CDC-based publishing

  • use tools like Debezium
  • stream outbox changes from the database log

Pros:

  • low latency
  • highly automated

Cons:

  • higher operational complexity

Many teams start with polling and consider CDC later at larger scale.

Duplicate delivery must be expected

Outbox helps prevent event loss, but it does not magically give you exactly-once semantics.

A common scenario:

  • publish succeeds
  • worker crashes before updating outbox status

On retry, the event may be published again.

That means consumers must be designed for idempotency:

  • use idempotency keys
  • tolerate duplicate messages
  • track already processed event ids when necessary

Operational metrics matter

Outbox is not only an application pattern.
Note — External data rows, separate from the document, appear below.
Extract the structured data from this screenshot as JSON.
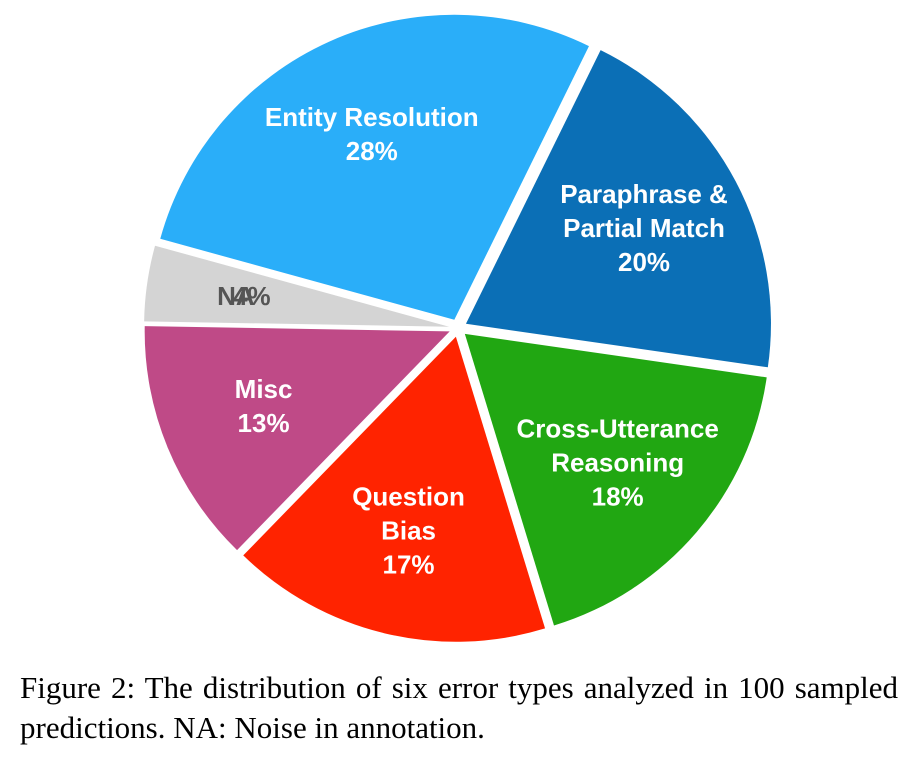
{
  "chart_data": {
    "type": "pie",
    "categories": [
      [
        "Entity Resolution"
      ],
      [
        "Paraphrase &",
        "Partial Match"
      ],
      [
        "Cross-Utterance",
        "Reasoning"
      ],
      [
        "Question",
        "Bias"
      ],
      [
        "Misc"
      ],
      [
        "NA"
      ]
    ],
    "values": [
      28,
      20,
      18,
      17,
      13,
      4
    ],
    "value_labels": [
      "28%",
      "20%",
      "18%",
      "17%",
      "13%",
      "4%"
    ],
    "colors": [
      "#2aaef9",
      "#0b6fb6",
      "#21a712",
      "#ff2300",
      "#bf4a87",
      "#d4d4d4"
    ],
    "label_colors": [
      "#ffffff",
      "#ffffff",
      "#ffffff",
      "#ffffff",
      "#ffffff",
      "#555555"
    ],
    "caption": "Figure 2: The distribution of six error types analyzed in 100 sampled predictions. NA: Noise in annotation."
  }
}
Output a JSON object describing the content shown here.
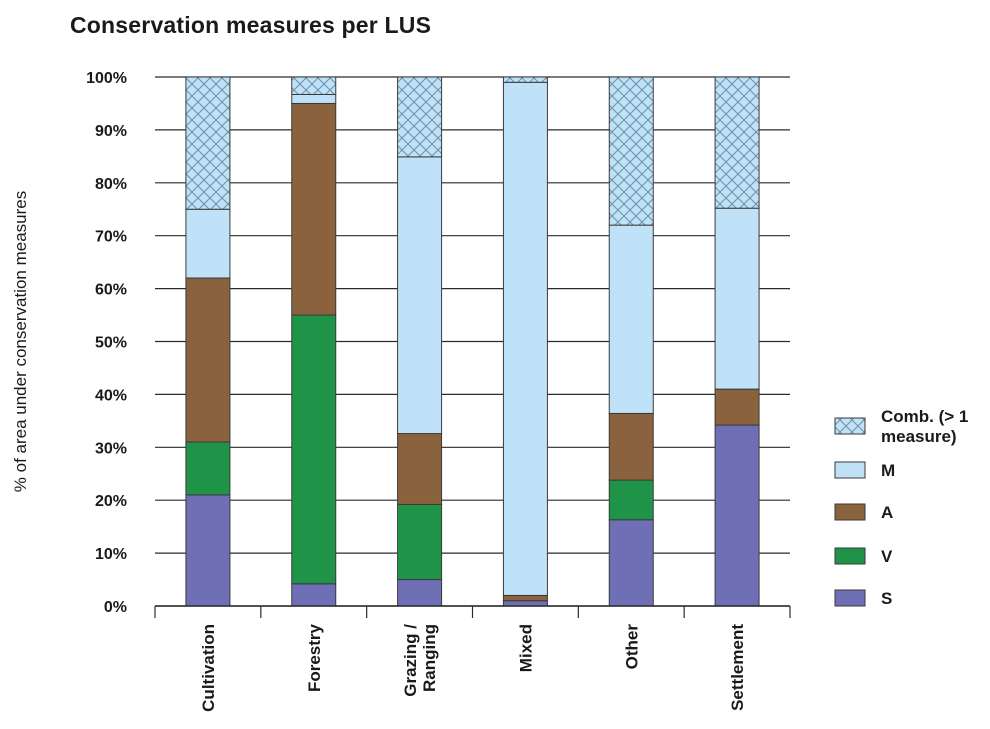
{
  "chart_data": {
    "type": "bar",
    "stacked": true,
    "title": "Conservation measures per LUS",
    "xlabel": "",
    "ylabel": "% of  area under conservation measures",
    "ylim": [
      0,
      100
    ],
    "yticks": [
      "0%",
      "10%",
      "20%",
      "30%",
      "40%",
      "50%",
      "60%",
      "70%",
      "80%",
      "90%",
      "100%"
    ],
    "grid": true,
    "legend_position": "right",
    "categories": [
      "Cultivation",
      "Forestry",
      "Grazing / Ranging",
      "Mixed",
      "Other",
      "Settlement"
    ],
    "category_lines": [
      [
        "Cultivation"
      ],
      [
        "Forestry"
      ],
      [
        "Grazing /",
        "Ranging"
      ],
      [
        "Mixed"
      ],
      [
        "Other"
      ],
      [
        "Settlement"
      ]
    ],
    "series": [
      {
        "name": "S",
        "color": "#6e6fb5",
        "pattern": "solid",
        "values": [
          21,
          4.2,
          5,
          1,
          16.3,
          34.2
        ]
      },
      {
        "name": "V",
        "color": "#1f9448",
        "pattern": "solid",
        "values": [
          10,
          50.8,
          14.2,
          0,
          7.5,
          0
        ]
      },
      {
        "name": "A",
        "color": "#8b623e",
        "pattern": "solid",
        "values": [
          31,
          40,
          13.4,
          1,
          12.6,
          6.8
        ]
      },
      {
        "name": "M",
        "color": "#bfe2f8",
        "pattern": "solid",
        "values": [
          13,
          1.7,
          52.3,
          97,
          35.6,
          34.2
        ]
      },
      {
        "name": "Comb. (> 1 measure)",
        "legend_lines": [
          "Comb. (> 1",
          "measure)"
        ],
        "color": "#bfe2f8",
        "pattern": "crosshatch",
        "values": [
          25,
          3.3,
          15.1,
          1,
          28,
          24.8
        ]
      }
    ]
  }
}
It is also an operational pipeline.

Important signals:

  • backlog of PENDING events
  • retry growth
  • per-event-type publish failures
  • consumer-side delay

If you do not observe those, the outbox can fail silently even when the pattern is “implemented.”

Common mistakes

  • creating the outbox but not monitoring it
  • no retry policy
  • no schema versioning in payload
  • assuming consumers will never see duplicates
  • no replay plan after publisher failure

When Outbox is especially effective

  • order, payment, shipping, and lifecycle events
  • systems where the database remains the source of truth
  • domains where event loss is unacceptable

If ultra-low latency is critical and your team can handle the complexity, CDC-based designs may be worth the extra effort.

Closing thoughts

The Outbox Pattern is one of the most practical ways to manage data consistency in event-driven systems without relying on fragile distributed transactions.

Its real value comes not only from recording the event, but from building the full operating model around it:

  • retries
  • duplicate handling
  • backlog monitoring
  • replay strategy

That is what turns Outbox from a diagram pattern into a production-safe architecture.